LA FAME CHE AVANZA

I cali dei consumi in Italia sono generalizzati, segnale evidente della crisi e della recessione che continuano e si aggravano. Colpisce soprattutto la diminuzione dell’acquisto di pane e pasta, alimenti base per la povera gente. I dati Istat sul rischio povertà sono del resto eloquenti, preoccupanti specie al sud, dove una famiglia su quattro è in condizioni davvero preoccupanti.

Cresce l’afflusso alle mense della Caritas, dove anche pensionati in abiti dimessi ma dignitosi fanno la fila con il vassoio in mano perché faticano ad andare avanti. Ritornano immagini del dopoguerra, quando per la cena non si sprecavano gli avanzi e il pane raffermo magari rammollito nel latte si accompagnava a un pezzetto di formaggio o mezzo uovo sodo spartito con i fratelli.

Risalta maggiormente tutto questo e dovrebbe provocare vergogna, invasi come siamo dagli ultimi aggiornamenti minuto per minuto sul calcio mercato, dalle vacanze stellari dei soliti privilegiati in vetrina su rotocalchi e tv. Sarebbe sicuramente da preferire minore ostentazione e maggiore pudore anche da certi mass media.

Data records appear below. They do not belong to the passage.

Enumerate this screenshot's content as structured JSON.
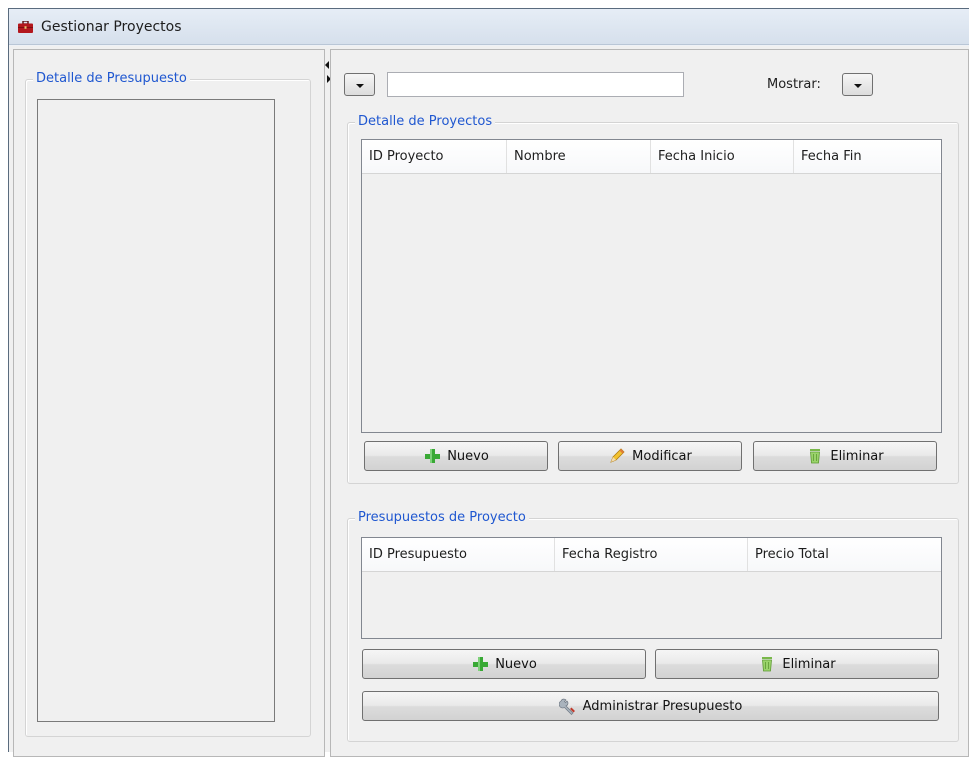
{
  "window": {
    "title": "Gestionar Proyectos",
    "icon": "briefcase-icon",
    "accent_color": "#1f57d0"
  },
  "left_panel": {
    "group_title": "Detalle de Presupuesto"
  },
  "toolbar": {
    "search_value": "",
    "mostrar_label": "Mostrar:"
  },
  "proyectos": {
    "group_title": "Detalle de Proyectos",
    "columns": [
      "ID Proyecto",
      "Nombre",
      "Fecha Inicio",
      "Fecha Fin"
    ],
    "rows": [],
    "buttons": {
      "nuevo": "Nuevo",
      "modificar": "Modificar",
      "eliminar": "Eliminar"
    }
  },
  "presupuestos": {
    "group_title": "Presupuestos de Proyecto",
    "columns": [
      "ID Presupuesto",
      "Fecha Registro",
      "Precio Total"
    ],
    "rows": [],
    "buttons": {
      "nuevo": "Nuevo",
      "eliminar": "Eliminar",
      "administrar": "Administrar Presupuesto"
    }
  }
}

Il problema di fondo tuttavia resta politico, anche rispetto agli interventi di solidarietà e assistenza da parte degli enti locali.

Non si può immaginare che il doveroso contenimento della spesa pubblica aggravi ulteriormente le condizioni delle fasce più disagiate e più provate della popolazione. Anche in questo senso le decisioni europee che tardano troppo a divenire operative non solo appesantiscono lo spread ma rendono difficili politiche ed interventi per bisogni sociali primari nella prospettiva del rilancio sempre più urgente dell’occupazione.